By Kenneth Kowald
There is a tendency among too many public officials these days to ignore or denigrate the good work their predecessors may have done. I fear our new mayor is an example of that. That does not make for effective governing.
As spring has arrived, the mayor at last named a new city Parks commissioner. Mitchell J. Silver, a native of Brooklyn who called Prospect Park his front yard, is a well-known urban planner who recently served as president of the American Planning Association.
He is a graduate of Pratt Institute and has a master’s in urban planning from Hunter College. He worked for the city for some years, had a private practice that involved New York City projects and was a top planning official in Washington, D.C., and Raleigh, N.C.
Adrian Benepe, the city’s longest-serving Parks commissioner, is now a top executive in the prestigious and effective Trust for Public Land, but he continues to live and work in New York and is involved in the study of what to do with the forgotten spur of the Long Island Rail Road. During his tenure, he had fine support from Mayor Michael Bloomberg.
Let us hope that kind of help from City Hall will continue.
During Benepe’s tenure, we had the largest program of park improvements and renovations since the days of Robert Moses in the 1930s. Volunteers, civic organizations and community groups aided the effort. We are nearing the end of the Million Tree Project.
Benepe once said, “What separates a great city from an OK city are great parks and public spaces.”
We have many of these in Queens but not nearly enough, and keeping them usable and inviting is a constant job.

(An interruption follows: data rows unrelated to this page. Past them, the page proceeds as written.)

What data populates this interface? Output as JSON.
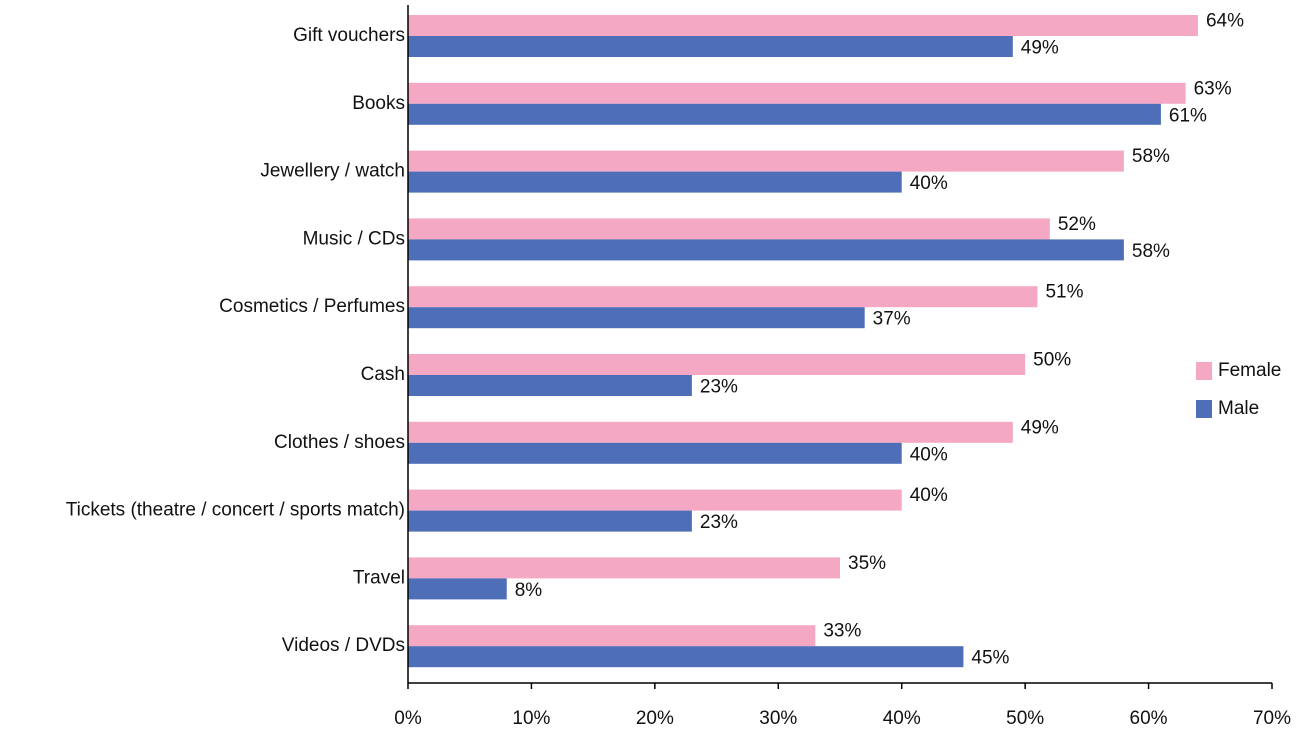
{
  "chart_data": {
    "type": "bar",
    "orientation": "horizontal",
    "categories": [
      "Gift vouchers",
      "Books",
      "Jewellery / watch",
      "Music / CDs",
      "Cosmetics / Perfumes",
      "Cash",
      "Clothes / shoes",
      "Tickets (theatre / concert / sports match)",
      "Travel",
      "Videos / DVDs"
    ],
    "series": [
      {
        "name": "Female",
        "color": "#f4a8c4",
        "values": [
          64,
          63,
          58,
          52,
          51,
          50,
          49,
          40,
          35,
          33
        ],
        "value_labels": [
          "64%",
          "63%",
          "58%",
          "52%",
          "51%",
          "50%",
          "49%",
          "40%",
          "35%",
          "33%"
        ]
      },
      {
        "name": "Male",
        "color": "#4e6eb8",
        "values": [
          49,
          61,
          40,
          58,
          37,
          23,
          40,
          23,
          8,
          45
        ],
        "value_labels": [
          "49%",
          "61%",
          "40%",
          "58%",
          "37%",
          "23%",
          "40%",
          "23%",
          "8%",
          "45%"
        ]
      }
    ],
    "xlim": [
      0,
      70
    ],
    "xticks": [
      {
        "value": 0,
        "label": "0%"
      },
      {
        "value": 10,
        "label": "10%"
      },
      {
        "value": 20,
        "label": "20%"
      },
      {
        "value": 30,
        "label": "30%"
      },
      {
        "value": 40,
        "label": "40%"
      },
      {
        "value": 50,
        "label": "50%"
      },
      {
        "value": 60,
        "label": "60%"
      },
      {
        "value": 70,
        "label": "70%"
      }
    ],
    "legend": "right"
  }
}
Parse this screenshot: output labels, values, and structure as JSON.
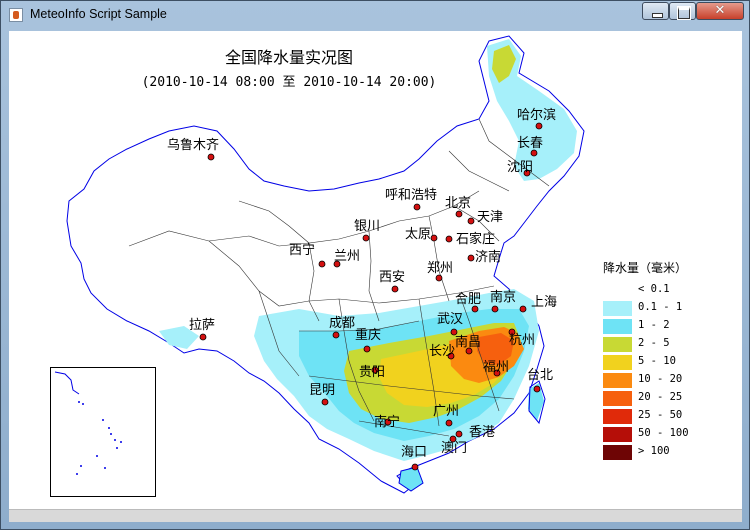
{
  "window": {
    "title": "MeteoInfo Script Sample",
    "minimize_icon": "minimize-icon",
    "maximize_icon": "maximize-icon",
    "close_icon": "close-icon"
  },
  "map": {
    "title": "全国降水量实况图",
    "subtitle": "(2010-10-14 08:00 至 2010-10-14 20:00)",
    "cities": [
      {
        "name": "哈尔滨"
      },
      {
        "name": "长春"
      },
      {
        "name": "沈阳"
      },
      {
        "name": "乌鲁木齐"
      },
      {
        "name": "呼和浩特"
      },
      {
        "name": "北京"
      },
      {
        "name": "天津"
      },
      {
        "name": "银川"
      },
      {
        "name": "太原"
      },
      {
        "name": "石家庄"
      },
      {
        "name": "西宁"
      },
      {
        "name": "兰州"
      },
      {
        "name": "济南"
      },
      {
        "name": "郑州"
      },
      {
        "name": "西安"
      },
      {
        "name": "合肥"
      },
      {
        "name": "南京"
      },
      {
        "name": "上海"
      },
      {
        "name": "拉萨"
      },
      {
        "name": "成都"
      },
      {
        "name": "武汉"
      },
      {
        "name": "重庆"
      },
      {
        "name": "长沙"
      },
      {
        "name": "南昌"
      },
      {
        "name": "杭州"
      },
      {
        "name": "贵阳"
      },
      {
        "name": "福州"
      },
      {
        "name": "台北"
      },
      {
        "name": "昆明"
      },
      {
        "name": "南宁"
      },
      {
        "name": "广州"
      },
      {
        "name": "香港"
      },
      {
        "name": "澳门"
      },
      {
        "name": "海口"
      }
    ]
  },
  "legend": {
    "title": "降水量（毫米）",
    "items": [
      {
        "label": "< 0.1",
        "color": "#ffffff"
      },
      {
        "label": "0.1 - 1",
        "color": "#a6f0fa"
      },
      {
        "label": "1 - 2",
        "color": "#6ee3f5"
      },
      {
        "label": "2 - 5",
        "color": "#c8d934"
      },
      {
        "label": "5 - 10",
        "color": "#f1d21e"
      },
      {
        "label": "10 - 20",
        "color": "#fb8a10"
      },
      {
        "label": "20 - 25",
        "color": "#f6600e"
      },
      {
        "label": "25 - 50",
        "color": "#e02a0a"
      },
      {
        "label": "50 - 100",
        "color": "#b50e08"
      },
      {
        "label": "> 100",
        "color": "#6e0505"
      }
    ]
  }
}
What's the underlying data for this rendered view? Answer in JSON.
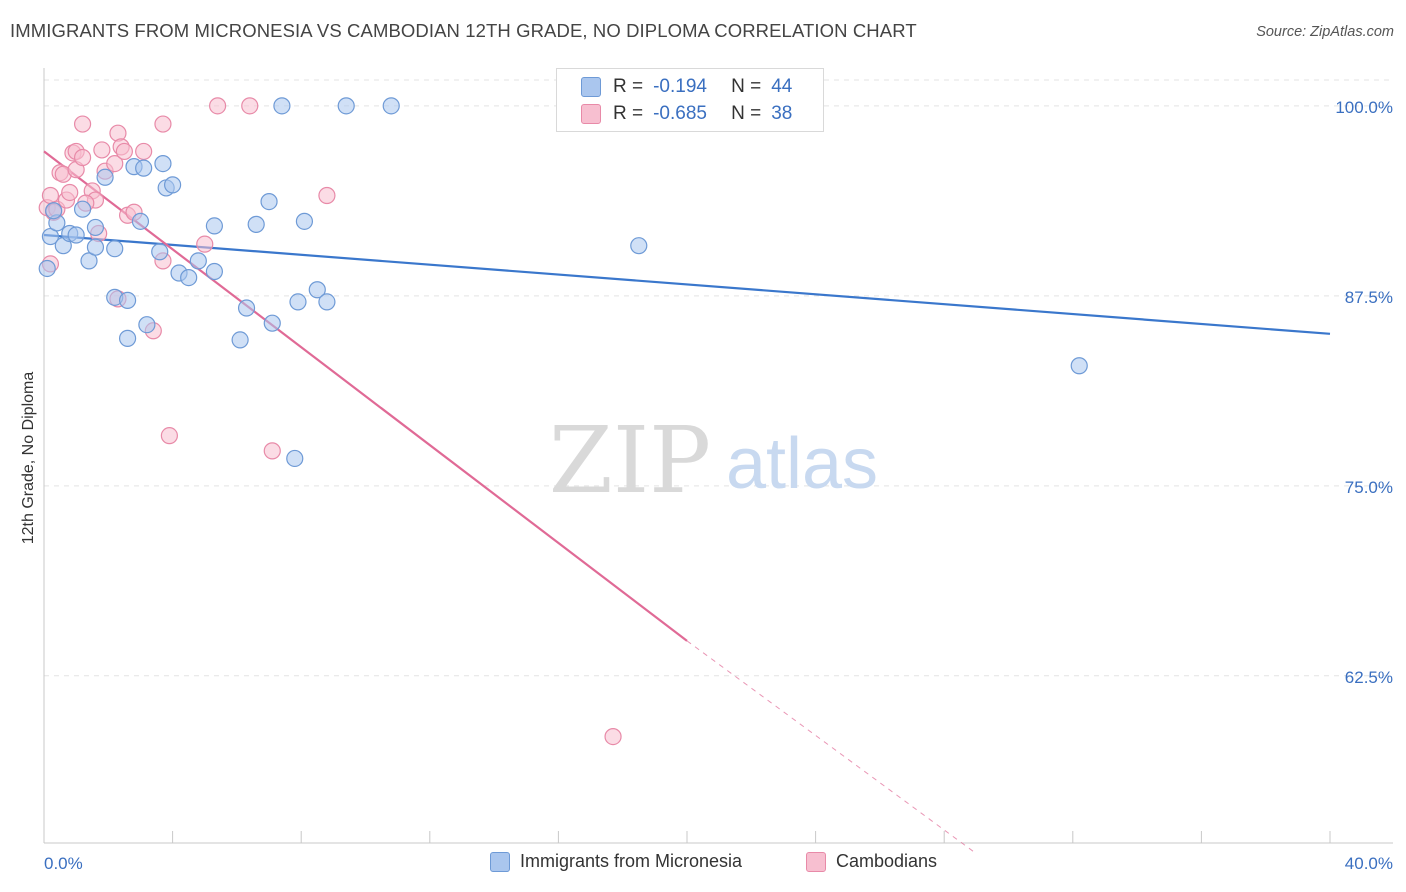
{
  "title": "IMMIGRANTS FROM MICRONESIA VS CAMBODIAN 12TH GRADE, NO DIPLOMA CORRELATION CHART",
  "source": "Source: ZipAtlas.com",
  "watermark": {
    "zip": "ZIP",
    "atlas": "atlas"
  },
  "legend": {
    "r_label": "R =",
    "n_label": "N =",
    "micronesia": {
      "r": "-0.194",
      "n": "44"
    },
    "cambodians": {
      "r": "-0.685",
      "n": "38"
    }
  },
  "colors": {
    "blue_fill": "#aac6ee",
    "blue_stroke": "#6e9ad6",
    "blue_line": "#3a77cc",
    "pink_fill": "#f7bfd0",
    "pink_stroke": "#e88aa8",
    "pink_line": "#e06a96",
    "tick_text": "#3a6fc0"
  },
  "chart_data": {
    "type": "scatter",
    "title": "IMMIGRANTS FROM MICRONESIA VS CAMBODIAN 12TH GRADE, NO DIPLOMA CORRELATION CHART",
    "xlabel": "",
    "ylabel": "12th Grade, No Diploma",
    "xlim": [
      0,
      40
    ],
    "ylim": [
      51.5,
      101.7
    ],
    "x_tick_labels": [
      "0.0%",
      "40.0%"
    ],
    "y_ticks": [
      62.5,
      75.0,
      87.5,
      100.0
    ],
    "y_tick_labels": [
      "62.5%",
      "75.0%",
      "87.5%",
      "100.0%"
    ],
    "series": [
      {
        "name": "Immigrants from Micronesia",
        "color": "blue",
        "points": [
          [
            0.1,
            89.3
          ],
          [
            0.2,
            91.4
          ],
          [
            0.4,
            92.3
          ],
          [
            0.6,
            90.8
          ],
          [
            0.8,
            91.6
          ],
          [
            1.0,
            91.5
          ],
          [
            1.2,
            93.2
          ],
          [
            1.4,
            89.8
          ],
          [
            1.6,
            90.7
          ],
          [
            1.6,
            92.0
          ],
          [
            1.9,
            95.3
          ],
          [
            2.2,
            90.6
          ],
          [
            2.2,
            87.4
          ],
          [
            2.6,
            87.2
          ],
          [
            2.6,
            84.7
          ],
          [
            2.8,
            96.0
          ],
          [
            3.0,
            92.4
          ],
          [
            3.1,
            95.9
          ],
          [
            3.2,
            85.6
          ],
          [
            3.6,
            90.4
          ],
          [
            3.7,
            96.2
          ],
          [
            3.8,
            94.6
          ],
          [
            4.0,
            94.8
          ],
          [
            4.2,
            89.0
          ],
          [
            4.5,
            88.7
          ],
          [
            4.8,
            89.8
          ],
          [
            5.3,
            89.1
          ],
          [
            5.3,
            92.1
          ],
          [
            6.1,
            84.6
          ],
          [
            6.3,
            86.7
          ],
          [
            6.6,
            92.2
          ],
          [
            7.0,
            93.7
          ],
          [
            7.1,
            85.7
          ],
          [
            7.4,
            100.0
          ],
          [
            7.8,
            76.8
          ],
          [
            7.9,
            87.1
          ],
          [
            8.1,
            92.4
          ],
          [
            8.5,
            87.9
          ],
          [
            8.8,
            87.1
          ],
          [
            9.4,
            100.0
          ],
          [
            10.8,
            100.0
          ],
          [
            18.5,
            90.8
          ],
          [
            32.2,
            82.9
          ],
          [
            0.3,
            93.1
          ]
        ]
      },
      {
        "name": "Cambodians",
        "color": "pink",
        "points": [
          [
            0.1,
            93.3
          ],
          [
            0.2,
            94.1
          ],
          [
            0.3,
            93.0
          ],
          [
            0.4,
            93.2
          ],
          [
            0.5,
            95.6
          ],
          [
            0.6,
            95.5
          ],
          [
            0.7,
            93.8
          ],
          [
            0.8,
            94.3
          ],
          [
            0.9,
            96.9
          ],
          [
            1.0,
            95.8
          ],
          [
            1.0,
            97.0
          ],
          [
            1.2,
            96.6
          ],
          [
            1.2,
            98.8
          ],
          [
            1.5,
            94.4
          ],
          [
            1.6,
            93.8
          ],
          [
            1.7,
            91.6
          ],
          [
            1.8,
            97.1
          ],
          [
            1.9,
            95.7
          ],
          [
            2.2,
            96.2
          ],
          [
            2.3,
            98.2
          ],
          [
            2.3,
            87.3
          ],
          [
            2.4,
            97.3
          ],
          [
            2.5,
            97.0
          ],
          [
            2.6,
            92.8
          ],
          [
            2.8,
            93.0
          ],
          [
            3.1,
            97.0
          ],
          [
            3.4,
            85.2
          ],
          [
            3.7,
            89.8
          ],
          [
            3.7,
            98.8
          ],
          [
            3.9,
            78.3
          ],
          [
            5.0,
            90.9
          ],
          [
            5.4,
            100.0
          ],
          [
            6.4,
            100.0
          ],
          [
            7.1,
            77.3
          ],
          [
            8.8,
            94.1
          ],
          [
            17.7,
            58.5
          ],
          [
            0.2,
            89.6
          ],
          [
            1.3,
            93.6
          ]
        ]
      }
    ],
    "trendlines": [
      {
        "series": "Immigrants from Micronesia",
        "x": [
          0,
          40
        ],
        "y": [
          91.5,
          85.0
        ]
      },
      {
        "series": "Cambodians",
        "x": [
          0,
          20
        ],
        "y": [
          97.0,
          64.8
        ],
        "dashed_extension": {
          "x": [
            20,
            29
          ],
          "y": [
            64.8,
            50.8
          ]
        }
      }
    ]
  }
}
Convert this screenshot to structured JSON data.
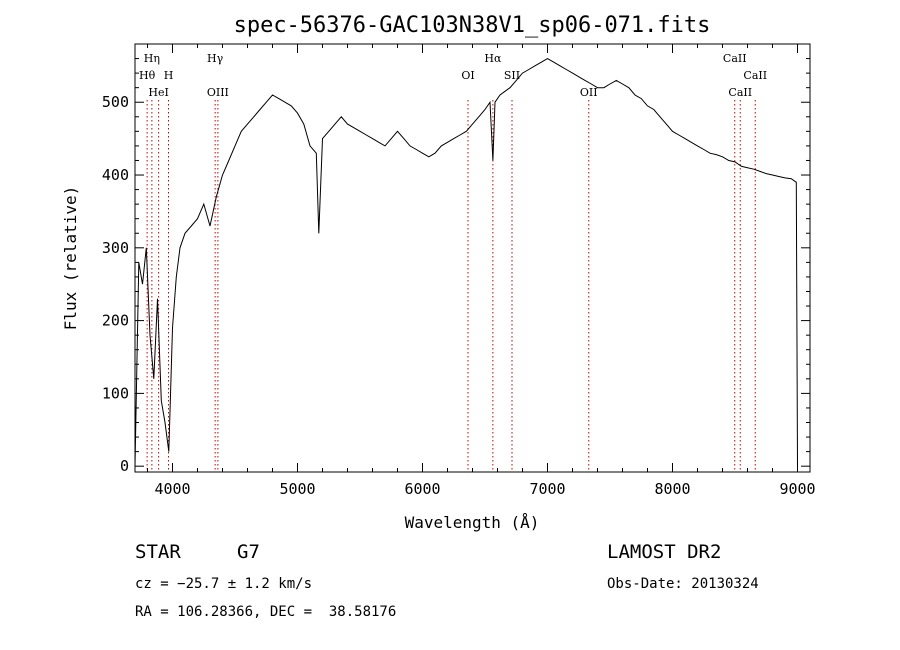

Parks serves 29,000 acres, 730 added in the last decade. There are more than 1,000 playgrounds, 660 ballfields, 550 tennis courts, 63 swimming pools, 35 recreation centers, 14 miles of beaches and more than 2,500,000 street and park trees.
Imagine if every one of those had local people helping to care for them all. Queens has been a place of civic involvement. Every sitting area, every greenspace — large or small — should have that kind of concern for its existence.
The new Parks commissioner — backed by the mayor — should make it a priority to get that kind of civic engagement throughout the city. There should not be a Tale of Two Cities about the greenery we all need.
In this respect, Queens could lead the way in showing what civic involvement can do.
Let’s start, for example, with all the greenspaces around Borough Hall — once all the construction is finished, of course. Let’s get that fountain going again, even without Civic Virtue guarding it.
Let’s look at places like Atlantic Avenue, which cuts through so much of our borough and could use a good deal of green help. All the communities along that route, working together, could make it a green boulevard.
It can be done. It should be done.
But will it?
We are a great city. In my jingoistic view, the greatest in the universe. Let’s show it in our greenspaces. In One Greener and Greener city.
As Benepe commented on Silver’s appointment, he said of the mayor’s comments about inequity, “If there is a perceived lack of equity in how funding is spread around, that’s easy to fix. It can be done by the mayor talking to the Parks commissioner.”